Não íamos à Missa do Galo. Mamãe, depois de entregar todas as encomendas - bolos, tortas, doces e costuras - para as freguesas, começava os preparativos da grande ceia. Primeiro nosso banho com sabão de cinza e mangueira de água fria lá fora, que tirava a sujeira grossa acumulada na pele pelas brincadeiras na rua poeirenta; depois o banho propriamente dito, sob o chuveiro dentro da banheira, com sabonete Lifebuoy. Papai se aprontava, enquanto mamãe nos dava banho, trocava nossa roupa, nos penteava, punha laços de fita, meias brancas nos pés de todos. Compulsoriamente éramos sentados sobre a mesa da sala, vestidos e descalços, o que nos impedia de descer, pisar no barro, sujarmos. Só então mamãe tomava seu banho, punha vestido bonito, enfim nos calçava e descia da mesa.
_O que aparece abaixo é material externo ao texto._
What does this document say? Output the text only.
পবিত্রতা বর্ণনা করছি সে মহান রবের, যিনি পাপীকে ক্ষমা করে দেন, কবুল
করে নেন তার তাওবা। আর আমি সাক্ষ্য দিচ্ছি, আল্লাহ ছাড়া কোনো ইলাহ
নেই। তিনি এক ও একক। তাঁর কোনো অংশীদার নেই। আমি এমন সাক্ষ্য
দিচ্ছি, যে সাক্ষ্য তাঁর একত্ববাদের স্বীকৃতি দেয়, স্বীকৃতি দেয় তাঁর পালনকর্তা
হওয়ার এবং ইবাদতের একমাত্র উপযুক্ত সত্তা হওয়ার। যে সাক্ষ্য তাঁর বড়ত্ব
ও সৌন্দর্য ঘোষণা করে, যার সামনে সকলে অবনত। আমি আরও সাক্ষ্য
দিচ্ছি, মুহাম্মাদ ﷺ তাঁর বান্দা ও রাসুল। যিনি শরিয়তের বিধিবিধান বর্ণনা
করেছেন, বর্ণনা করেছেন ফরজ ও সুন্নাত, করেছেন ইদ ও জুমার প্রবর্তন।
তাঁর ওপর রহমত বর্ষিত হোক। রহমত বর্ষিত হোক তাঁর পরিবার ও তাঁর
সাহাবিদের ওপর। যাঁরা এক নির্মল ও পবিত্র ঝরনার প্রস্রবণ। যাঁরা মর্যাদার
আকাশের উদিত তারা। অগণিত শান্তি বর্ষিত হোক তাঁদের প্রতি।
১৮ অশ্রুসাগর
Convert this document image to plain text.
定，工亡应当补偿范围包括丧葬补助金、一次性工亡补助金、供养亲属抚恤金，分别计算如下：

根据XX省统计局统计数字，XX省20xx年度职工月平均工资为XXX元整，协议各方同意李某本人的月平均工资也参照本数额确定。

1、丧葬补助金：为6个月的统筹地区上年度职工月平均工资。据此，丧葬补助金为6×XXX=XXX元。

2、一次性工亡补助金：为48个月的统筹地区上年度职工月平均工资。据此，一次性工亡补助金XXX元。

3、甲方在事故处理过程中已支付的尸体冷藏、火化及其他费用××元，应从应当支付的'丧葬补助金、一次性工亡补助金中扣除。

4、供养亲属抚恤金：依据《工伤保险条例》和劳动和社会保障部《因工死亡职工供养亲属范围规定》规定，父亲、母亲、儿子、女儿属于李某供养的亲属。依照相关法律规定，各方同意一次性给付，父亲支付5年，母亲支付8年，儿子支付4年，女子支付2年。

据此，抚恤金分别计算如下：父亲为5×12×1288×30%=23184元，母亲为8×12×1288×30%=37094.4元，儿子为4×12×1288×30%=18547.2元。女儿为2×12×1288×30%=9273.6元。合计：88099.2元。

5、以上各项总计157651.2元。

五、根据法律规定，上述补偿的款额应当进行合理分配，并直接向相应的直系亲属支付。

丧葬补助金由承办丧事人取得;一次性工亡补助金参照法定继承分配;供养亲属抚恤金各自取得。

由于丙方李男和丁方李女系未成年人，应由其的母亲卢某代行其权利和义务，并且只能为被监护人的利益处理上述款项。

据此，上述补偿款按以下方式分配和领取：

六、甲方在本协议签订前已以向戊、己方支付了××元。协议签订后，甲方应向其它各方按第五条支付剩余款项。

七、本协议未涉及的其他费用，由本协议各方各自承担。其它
Cantava uma catilinária inteira, ficávamos na sala, sob a vigilância de papai. Ela buscava e trazia da cozinha lá fora frango assado, macarronada, bolo recheado (não era de nozes), os raríssimos refrigerantes, doces. Por ser noite de gala, preparava bandeja enfeitada com extravagâncias natalinas: cinco nozes, cinco avelãs, cinco amêndoas, cinco castanhas portuguesas. Uma de cada (cara) delícia, para cada um. Excessos perdulários natalinos, que ela exigia que conhecêssemos. Era assim nossa ceia na noite de Natal. Íamos dormir excitadíssimos, acordávamos cedinho, abríamos os pacotes: vestidos, sapatos, bolsas de escola. Bonecas mesmo que não fossem de porcelana com olhos móveis, eram festivamente recebidas. O irmão ganhava caminhãozinho de madeira, sem corda ou controle remoto. 
 
Meio século! Aquela rua está asfaltada. A casinha foi derrubada e o espaço que ocupava, a exatos quatro quarteirões abaixo da Catedral, faz parte do perímetro hoje chamado Centro. Estritas dietas alimentares dos convivas contrastam com mesas fartas de guloseimas. Não há chaminés fumegantes, mães habilidosas ou pais vigilantes. Desapareceu qualquer alentador traço de Esperança que acenava perspectivas de mudanças sociais. As gerações posteriores que trabalharam, lutaram, conseguiram honrosa e nítida ascensão social sem jamais recorrer ou depender de subsídios do governo vê hoje o Brasil dividido em duas classes sociais o povo e os políticos. Muitos trabalham para pagar impostos, poucos usufruem. Perdemos a vergonha, toda a esperança, tornamo-nos coniventes, estamos em profunda depressão e abúlicos. A falta de vergonha toma conta do país. O Natal? O Natal não mudou. Nós é que não somos mais os mesmos.